グローバル・リーダーシップ・プログラム Global Leadership Program

友達

私がこのプログラムに参加して大きく変わったことがある。それは異なるバックグラウンドを持つ人とコミュニケーションをとることに抵抗がなくなったことである。そのバックグラウンドとは例えば、話す言語や、文化、国籍、年齢、宗教などである。このプログラムに参加する前は異なるバックグラウンド、特に異なる言語を話す人とコミュニケーションをとることにとても抵抗があった。しかしこのプログラムを通してその考えは驚くほどに一変した。それはインドネシアでこのプログラムを通して出会った人たちと友達になっていく中で起きたことであった。
空港に着くとインドネシア人参加者が迎えに来てくれていた。
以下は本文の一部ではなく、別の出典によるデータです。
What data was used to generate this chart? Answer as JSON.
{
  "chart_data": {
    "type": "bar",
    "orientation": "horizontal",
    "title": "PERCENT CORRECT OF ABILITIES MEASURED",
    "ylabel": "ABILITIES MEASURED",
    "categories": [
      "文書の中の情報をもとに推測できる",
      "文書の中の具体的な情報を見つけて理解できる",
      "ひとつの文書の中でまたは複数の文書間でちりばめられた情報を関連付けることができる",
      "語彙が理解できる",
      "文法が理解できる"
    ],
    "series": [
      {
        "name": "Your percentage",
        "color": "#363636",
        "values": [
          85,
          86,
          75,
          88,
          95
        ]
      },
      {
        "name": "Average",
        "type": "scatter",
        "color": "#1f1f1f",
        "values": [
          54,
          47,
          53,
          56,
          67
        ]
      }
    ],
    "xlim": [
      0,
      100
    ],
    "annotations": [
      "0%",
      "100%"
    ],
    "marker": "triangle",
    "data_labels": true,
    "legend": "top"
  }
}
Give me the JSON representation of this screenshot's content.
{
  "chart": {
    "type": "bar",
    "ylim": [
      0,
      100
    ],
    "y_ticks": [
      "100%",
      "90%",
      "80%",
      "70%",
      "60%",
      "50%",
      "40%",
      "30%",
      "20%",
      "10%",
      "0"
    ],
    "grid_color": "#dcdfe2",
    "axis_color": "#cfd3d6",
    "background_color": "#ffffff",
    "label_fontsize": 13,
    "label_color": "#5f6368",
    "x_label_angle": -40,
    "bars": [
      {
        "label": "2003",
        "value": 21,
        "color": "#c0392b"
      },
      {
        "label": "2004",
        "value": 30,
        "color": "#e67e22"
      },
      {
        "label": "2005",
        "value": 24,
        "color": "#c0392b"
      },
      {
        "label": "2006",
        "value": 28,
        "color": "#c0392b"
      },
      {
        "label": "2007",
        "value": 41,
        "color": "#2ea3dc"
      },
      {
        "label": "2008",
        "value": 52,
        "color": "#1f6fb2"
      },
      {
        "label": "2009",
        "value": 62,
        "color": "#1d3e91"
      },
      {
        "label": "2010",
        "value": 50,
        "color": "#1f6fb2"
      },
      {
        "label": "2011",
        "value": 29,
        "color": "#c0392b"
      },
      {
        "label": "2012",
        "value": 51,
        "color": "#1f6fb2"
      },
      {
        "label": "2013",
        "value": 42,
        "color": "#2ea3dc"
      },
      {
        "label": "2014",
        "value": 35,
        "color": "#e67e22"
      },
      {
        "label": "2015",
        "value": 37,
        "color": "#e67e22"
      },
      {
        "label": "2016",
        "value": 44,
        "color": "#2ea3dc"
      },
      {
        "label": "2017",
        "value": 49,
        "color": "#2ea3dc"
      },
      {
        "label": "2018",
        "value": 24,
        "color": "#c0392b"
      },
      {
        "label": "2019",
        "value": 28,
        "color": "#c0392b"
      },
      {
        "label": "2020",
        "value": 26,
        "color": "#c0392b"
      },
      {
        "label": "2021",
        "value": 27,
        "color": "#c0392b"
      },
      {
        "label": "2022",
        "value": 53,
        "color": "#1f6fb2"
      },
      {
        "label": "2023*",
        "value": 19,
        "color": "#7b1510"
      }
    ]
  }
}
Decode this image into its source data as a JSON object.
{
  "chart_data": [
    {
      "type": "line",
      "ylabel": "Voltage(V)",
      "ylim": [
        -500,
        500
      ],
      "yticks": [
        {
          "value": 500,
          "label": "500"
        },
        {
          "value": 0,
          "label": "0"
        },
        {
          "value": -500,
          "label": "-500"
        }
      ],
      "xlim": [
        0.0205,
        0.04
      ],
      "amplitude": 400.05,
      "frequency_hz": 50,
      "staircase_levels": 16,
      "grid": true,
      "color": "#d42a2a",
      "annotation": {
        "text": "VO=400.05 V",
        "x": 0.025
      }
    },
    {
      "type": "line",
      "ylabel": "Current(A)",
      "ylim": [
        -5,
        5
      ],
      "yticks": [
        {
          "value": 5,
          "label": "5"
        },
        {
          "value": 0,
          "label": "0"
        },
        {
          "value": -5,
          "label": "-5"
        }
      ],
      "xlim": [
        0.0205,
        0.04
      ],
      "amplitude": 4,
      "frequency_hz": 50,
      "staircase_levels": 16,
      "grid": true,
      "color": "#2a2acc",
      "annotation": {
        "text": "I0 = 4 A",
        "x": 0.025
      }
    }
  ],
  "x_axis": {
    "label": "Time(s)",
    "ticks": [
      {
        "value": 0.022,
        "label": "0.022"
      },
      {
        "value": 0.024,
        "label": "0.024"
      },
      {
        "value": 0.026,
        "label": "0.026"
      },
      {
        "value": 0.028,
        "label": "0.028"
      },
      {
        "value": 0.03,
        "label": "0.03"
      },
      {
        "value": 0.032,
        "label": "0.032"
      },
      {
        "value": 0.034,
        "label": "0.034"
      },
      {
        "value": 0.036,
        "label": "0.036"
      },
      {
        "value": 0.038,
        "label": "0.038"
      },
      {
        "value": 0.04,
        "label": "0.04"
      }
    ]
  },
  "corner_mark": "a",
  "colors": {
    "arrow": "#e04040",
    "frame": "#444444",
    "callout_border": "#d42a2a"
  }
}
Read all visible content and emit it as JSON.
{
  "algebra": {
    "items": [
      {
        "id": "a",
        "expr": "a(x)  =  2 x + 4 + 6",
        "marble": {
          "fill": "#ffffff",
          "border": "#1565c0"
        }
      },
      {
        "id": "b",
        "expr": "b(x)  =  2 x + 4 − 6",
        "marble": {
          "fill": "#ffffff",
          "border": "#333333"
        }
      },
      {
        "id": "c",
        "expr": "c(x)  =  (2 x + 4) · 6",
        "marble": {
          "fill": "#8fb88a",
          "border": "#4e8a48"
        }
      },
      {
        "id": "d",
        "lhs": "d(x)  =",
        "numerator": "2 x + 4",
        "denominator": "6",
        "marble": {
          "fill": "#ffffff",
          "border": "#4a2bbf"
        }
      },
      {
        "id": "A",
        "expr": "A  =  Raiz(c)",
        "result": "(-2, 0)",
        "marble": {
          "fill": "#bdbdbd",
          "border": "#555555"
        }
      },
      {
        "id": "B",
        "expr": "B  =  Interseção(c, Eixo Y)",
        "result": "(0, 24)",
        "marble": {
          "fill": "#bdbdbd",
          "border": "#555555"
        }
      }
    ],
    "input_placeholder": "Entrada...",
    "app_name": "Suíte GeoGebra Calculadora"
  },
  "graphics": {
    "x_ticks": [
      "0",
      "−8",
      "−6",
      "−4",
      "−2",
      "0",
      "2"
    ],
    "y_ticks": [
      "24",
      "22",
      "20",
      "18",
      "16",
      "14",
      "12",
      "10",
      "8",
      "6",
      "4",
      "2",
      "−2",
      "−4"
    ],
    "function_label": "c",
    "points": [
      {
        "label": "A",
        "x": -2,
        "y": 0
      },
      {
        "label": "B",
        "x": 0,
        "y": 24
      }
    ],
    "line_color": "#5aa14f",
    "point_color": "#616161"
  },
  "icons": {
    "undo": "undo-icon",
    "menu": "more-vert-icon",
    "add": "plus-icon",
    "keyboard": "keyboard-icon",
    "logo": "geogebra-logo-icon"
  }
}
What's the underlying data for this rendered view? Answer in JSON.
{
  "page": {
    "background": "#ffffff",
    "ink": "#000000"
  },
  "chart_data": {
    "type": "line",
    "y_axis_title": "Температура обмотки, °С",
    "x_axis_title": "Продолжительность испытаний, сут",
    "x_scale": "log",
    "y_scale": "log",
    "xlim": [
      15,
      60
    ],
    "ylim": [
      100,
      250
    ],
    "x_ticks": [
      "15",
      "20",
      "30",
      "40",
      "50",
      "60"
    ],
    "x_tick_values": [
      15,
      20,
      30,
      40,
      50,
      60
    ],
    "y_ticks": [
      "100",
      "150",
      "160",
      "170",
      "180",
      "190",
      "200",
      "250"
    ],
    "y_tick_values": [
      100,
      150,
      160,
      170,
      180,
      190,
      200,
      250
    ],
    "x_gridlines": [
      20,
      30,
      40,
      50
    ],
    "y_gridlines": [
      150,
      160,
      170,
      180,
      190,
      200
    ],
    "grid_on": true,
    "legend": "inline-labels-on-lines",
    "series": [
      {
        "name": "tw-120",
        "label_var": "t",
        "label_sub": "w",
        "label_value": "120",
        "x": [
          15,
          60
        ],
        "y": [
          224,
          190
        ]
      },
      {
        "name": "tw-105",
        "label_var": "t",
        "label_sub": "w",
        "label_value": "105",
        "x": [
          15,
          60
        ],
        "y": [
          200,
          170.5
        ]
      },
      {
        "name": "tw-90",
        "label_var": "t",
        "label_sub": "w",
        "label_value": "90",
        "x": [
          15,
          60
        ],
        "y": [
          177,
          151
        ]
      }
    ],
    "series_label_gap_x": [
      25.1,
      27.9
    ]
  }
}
そのままバスに乗りゲストハウスへ向かう。そのバスの中、ひとりのインドネシア人参加者が話しかけてきた。「What’s your name?」、「I’m Yuhei.」。その後、私はそのインドネシア人参加者のとなりにいるインドネシア人参加者に尋ねた。「What’s your name?」すると、その人は「I’m Beyonce.」と答えた。彼女の名前はBeyonceではない。彼女は私の緊張をほぐそうとしてか、仲良くなろうとしてか冗談をいきなり飛ばしてきたのだ。そのおかげで、たしかに楽しかった。またある日のできごと。その日は山の上にあるレストランでナシゴレンを食べた。そのナシゴレンはとてもおいしかった。その夜、一人のインドネシア人参加者と話していると、彼がいきなり「今日の昼に食べたナシゴレンがおいしすぎて頭から離れない。」と言ったのである。私はそのときあたりまえのことに改めて気が付いた。みんな人である。どこの国の人であろうと楽しいときは楽しいし、おいしいものを食べたときはおいしいと感じるのである。たとえ話す言語が異なり、異なる国籍であってもおいしいとか楽しいと感じる瞬間、また、そういった感情はみんな同じなのである。これはいかなるバックグラウンドにおいていえることであると思う。このプログラムを終えて、私は異なるバックグラウンド、特に異なる言語を話す人と積極的にコミュニケ―ションをとることができるようになった。その際、絶対に忘れてはならないのは相手のバックグラウンドを理解し尊重することである。